To further confirm the low transcriptome similarity of MDA-MB-231 with Basal-like MET500 breast cancer samples, we re-processed the RNA-Seq data of CCLE breast cancer cell lines (with the pipeline used to process MET500 RNA-Seq data); in addition, we also re-processed the RNA-Seq data of another seven MDA-MB-231 cell line samples collected from SRA database. We re-performed TC analysis between the breast cancer cell lines (with re-processed data) and Basal-like MET500 breast cancer samples and drew similar conclusion as our previous analysis (Fig. 4e). Recently, Nguyen et al.19 performed single cell RNA-Seq on human breast epithelial cells and confirmed that KRT14 expression was a hallmark of Basal cells.
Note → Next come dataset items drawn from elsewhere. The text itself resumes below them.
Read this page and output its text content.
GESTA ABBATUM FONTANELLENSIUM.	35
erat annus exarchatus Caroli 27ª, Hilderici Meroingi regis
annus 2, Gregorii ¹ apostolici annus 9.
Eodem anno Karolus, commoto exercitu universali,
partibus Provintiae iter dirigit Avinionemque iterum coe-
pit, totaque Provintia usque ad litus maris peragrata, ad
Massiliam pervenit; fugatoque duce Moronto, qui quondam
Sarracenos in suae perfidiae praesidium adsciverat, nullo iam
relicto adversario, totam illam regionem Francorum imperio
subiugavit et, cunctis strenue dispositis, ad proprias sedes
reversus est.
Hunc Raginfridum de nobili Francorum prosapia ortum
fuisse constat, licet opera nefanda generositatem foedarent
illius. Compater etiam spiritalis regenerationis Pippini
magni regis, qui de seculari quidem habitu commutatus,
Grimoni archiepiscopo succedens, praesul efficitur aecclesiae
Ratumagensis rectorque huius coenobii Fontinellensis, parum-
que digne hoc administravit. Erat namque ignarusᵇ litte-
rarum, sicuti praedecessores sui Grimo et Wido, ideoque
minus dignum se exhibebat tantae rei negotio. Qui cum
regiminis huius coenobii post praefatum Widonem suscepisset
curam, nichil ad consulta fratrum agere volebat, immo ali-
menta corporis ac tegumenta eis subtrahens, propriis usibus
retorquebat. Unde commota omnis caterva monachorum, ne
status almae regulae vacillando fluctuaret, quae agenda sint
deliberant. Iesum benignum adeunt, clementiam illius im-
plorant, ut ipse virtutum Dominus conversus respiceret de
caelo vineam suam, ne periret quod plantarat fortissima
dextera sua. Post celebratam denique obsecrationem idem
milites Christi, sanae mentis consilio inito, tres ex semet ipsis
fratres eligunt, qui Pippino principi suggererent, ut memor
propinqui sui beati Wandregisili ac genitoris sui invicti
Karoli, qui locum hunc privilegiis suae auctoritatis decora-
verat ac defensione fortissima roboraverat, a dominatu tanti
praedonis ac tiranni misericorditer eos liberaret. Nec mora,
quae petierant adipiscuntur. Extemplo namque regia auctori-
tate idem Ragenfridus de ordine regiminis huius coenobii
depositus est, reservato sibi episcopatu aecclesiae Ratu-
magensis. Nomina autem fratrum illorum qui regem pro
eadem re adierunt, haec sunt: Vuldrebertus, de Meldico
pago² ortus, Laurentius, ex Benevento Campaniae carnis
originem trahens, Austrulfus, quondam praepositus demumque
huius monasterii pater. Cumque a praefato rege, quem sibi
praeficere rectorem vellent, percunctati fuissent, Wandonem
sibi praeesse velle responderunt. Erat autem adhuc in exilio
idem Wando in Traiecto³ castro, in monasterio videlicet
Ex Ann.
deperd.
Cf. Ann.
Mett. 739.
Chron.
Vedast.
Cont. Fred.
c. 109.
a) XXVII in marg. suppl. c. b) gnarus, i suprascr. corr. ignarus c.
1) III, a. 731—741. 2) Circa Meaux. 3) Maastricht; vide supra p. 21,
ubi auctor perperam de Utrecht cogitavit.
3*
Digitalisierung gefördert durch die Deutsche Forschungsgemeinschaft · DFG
Strikingly, we found KRT14 expression in the eight MDA-MB-231 cell line samples was significantly lower than that of Basal-like MET500 breast cancer samples (p-value = 0.0007); however, such significant KRT14 differential expression was not detected between MDA-MB-231 and MET500 breast cancer samples of non-Basal-like subtypes (Fig. 4f). Our analysis indicates that although MDA-MB-231 was classified as Basal-like subtype and bears the triple-negative phenotype, its cell type of origin may not be Basal cell, which could partially explain why its genomic profile is substantially different from Basal-like MET500 breast cancer samples.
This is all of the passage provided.